Una vez reiniciado el juicio, cualquiera de los magistrados del TSE puede solicitar una suspensión por tiempo indeterminado, conocida como "pedido de vista", para profundizar su análisis.

El proceso no está, sin embargo, exento de riesgos para un gobierno impopular como el de Temer, con una aprobación de apenas 10% de la población.

Medios brasileños señalan que tanto el juez Benjamin, como el Ministerio Público, órgano de la Justicia que representa al pueblo, están a favor de anular el resultado electoral.

La corte también podría declarar inelegibles por ocho años a Temer y a Rousseff.

La defensa del presidente buscó separar sus cuentas de la exmandataria, señalando que no había intervenido en el armado financiero.

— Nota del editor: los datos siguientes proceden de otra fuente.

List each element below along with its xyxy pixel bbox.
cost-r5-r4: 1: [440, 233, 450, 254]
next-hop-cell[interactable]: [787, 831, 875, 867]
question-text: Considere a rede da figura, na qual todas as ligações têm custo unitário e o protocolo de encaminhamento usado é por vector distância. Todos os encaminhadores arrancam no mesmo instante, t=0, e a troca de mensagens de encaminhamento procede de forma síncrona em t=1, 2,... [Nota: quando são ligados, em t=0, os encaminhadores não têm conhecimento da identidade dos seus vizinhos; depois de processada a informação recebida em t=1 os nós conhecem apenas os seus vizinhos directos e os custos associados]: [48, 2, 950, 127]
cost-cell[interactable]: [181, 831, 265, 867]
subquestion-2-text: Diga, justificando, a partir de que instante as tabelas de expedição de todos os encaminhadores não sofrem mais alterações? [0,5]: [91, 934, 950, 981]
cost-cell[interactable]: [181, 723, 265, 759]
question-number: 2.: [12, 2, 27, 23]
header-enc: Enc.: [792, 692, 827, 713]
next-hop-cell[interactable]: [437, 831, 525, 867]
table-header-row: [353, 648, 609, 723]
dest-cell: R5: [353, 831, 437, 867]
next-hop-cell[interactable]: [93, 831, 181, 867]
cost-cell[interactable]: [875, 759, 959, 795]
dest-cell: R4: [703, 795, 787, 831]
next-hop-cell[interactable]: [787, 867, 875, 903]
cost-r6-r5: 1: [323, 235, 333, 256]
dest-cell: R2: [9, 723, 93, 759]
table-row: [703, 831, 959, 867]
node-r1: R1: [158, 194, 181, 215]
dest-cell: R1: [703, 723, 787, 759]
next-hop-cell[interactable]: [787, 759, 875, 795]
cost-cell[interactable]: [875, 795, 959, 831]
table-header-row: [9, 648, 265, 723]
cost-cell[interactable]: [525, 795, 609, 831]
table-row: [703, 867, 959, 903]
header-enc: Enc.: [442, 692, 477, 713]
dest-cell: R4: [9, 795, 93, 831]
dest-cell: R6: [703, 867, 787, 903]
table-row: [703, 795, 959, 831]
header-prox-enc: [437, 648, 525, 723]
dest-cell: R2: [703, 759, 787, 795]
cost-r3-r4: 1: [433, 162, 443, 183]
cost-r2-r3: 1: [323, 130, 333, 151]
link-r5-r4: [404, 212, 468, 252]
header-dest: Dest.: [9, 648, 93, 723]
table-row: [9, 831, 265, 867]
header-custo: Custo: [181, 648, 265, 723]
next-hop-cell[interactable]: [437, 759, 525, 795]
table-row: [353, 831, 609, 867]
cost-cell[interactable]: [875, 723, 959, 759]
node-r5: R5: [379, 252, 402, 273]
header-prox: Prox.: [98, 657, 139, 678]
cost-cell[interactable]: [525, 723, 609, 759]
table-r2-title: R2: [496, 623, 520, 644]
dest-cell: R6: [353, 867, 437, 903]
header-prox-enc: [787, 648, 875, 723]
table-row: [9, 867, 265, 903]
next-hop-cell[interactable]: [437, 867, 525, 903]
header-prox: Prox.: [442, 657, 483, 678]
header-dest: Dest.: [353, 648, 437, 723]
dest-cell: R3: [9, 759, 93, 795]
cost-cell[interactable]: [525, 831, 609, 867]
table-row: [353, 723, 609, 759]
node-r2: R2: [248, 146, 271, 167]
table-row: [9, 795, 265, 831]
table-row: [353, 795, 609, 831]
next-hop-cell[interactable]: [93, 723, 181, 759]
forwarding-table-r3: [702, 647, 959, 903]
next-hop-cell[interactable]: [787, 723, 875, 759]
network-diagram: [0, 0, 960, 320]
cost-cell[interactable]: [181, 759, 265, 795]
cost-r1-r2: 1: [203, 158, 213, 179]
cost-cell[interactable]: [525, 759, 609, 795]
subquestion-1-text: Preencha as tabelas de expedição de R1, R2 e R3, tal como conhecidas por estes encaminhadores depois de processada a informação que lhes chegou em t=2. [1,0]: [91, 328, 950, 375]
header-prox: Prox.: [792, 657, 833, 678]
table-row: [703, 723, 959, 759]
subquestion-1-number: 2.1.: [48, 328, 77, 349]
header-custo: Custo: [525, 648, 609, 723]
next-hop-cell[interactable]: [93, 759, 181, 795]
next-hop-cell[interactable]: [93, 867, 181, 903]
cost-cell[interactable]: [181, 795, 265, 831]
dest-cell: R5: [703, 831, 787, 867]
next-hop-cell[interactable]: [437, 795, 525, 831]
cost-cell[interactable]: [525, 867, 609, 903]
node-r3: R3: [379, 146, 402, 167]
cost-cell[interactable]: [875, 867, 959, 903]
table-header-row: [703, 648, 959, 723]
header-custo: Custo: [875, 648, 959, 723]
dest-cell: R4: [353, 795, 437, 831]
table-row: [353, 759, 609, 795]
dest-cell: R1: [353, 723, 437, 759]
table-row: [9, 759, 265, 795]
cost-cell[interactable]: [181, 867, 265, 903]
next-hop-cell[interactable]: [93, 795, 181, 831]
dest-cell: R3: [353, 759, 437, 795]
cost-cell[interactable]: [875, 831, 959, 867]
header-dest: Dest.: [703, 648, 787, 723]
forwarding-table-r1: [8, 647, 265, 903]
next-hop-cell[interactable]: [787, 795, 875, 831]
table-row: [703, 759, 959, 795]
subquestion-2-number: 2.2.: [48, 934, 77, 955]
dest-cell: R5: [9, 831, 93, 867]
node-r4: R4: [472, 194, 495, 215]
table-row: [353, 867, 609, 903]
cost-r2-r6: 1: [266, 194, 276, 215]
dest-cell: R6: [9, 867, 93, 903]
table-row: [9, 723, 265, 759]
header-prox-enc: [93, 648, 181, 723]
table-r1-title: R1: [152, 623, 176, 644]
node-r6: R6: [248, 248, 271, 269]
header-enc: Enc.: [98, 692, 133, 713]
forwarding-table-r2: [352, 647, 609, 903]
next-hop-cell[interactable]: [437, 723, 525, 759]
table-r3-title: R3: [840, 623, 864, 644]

Un fallo adverso, aunque pueda ser revertido por la corte suprema, sería un golpe duro para Temer.

Si el TSE anula el resultado de 2014, la Constitución determina que el Congreso elija un nuevo presidente para terminar el mandato iniciado por Rousseff. Pero otras interpretaciones indican que deben convocarse elecciones directas.

Sería, en ese caso, un segundo gobierno de transición para completar el mandato de Rousseff.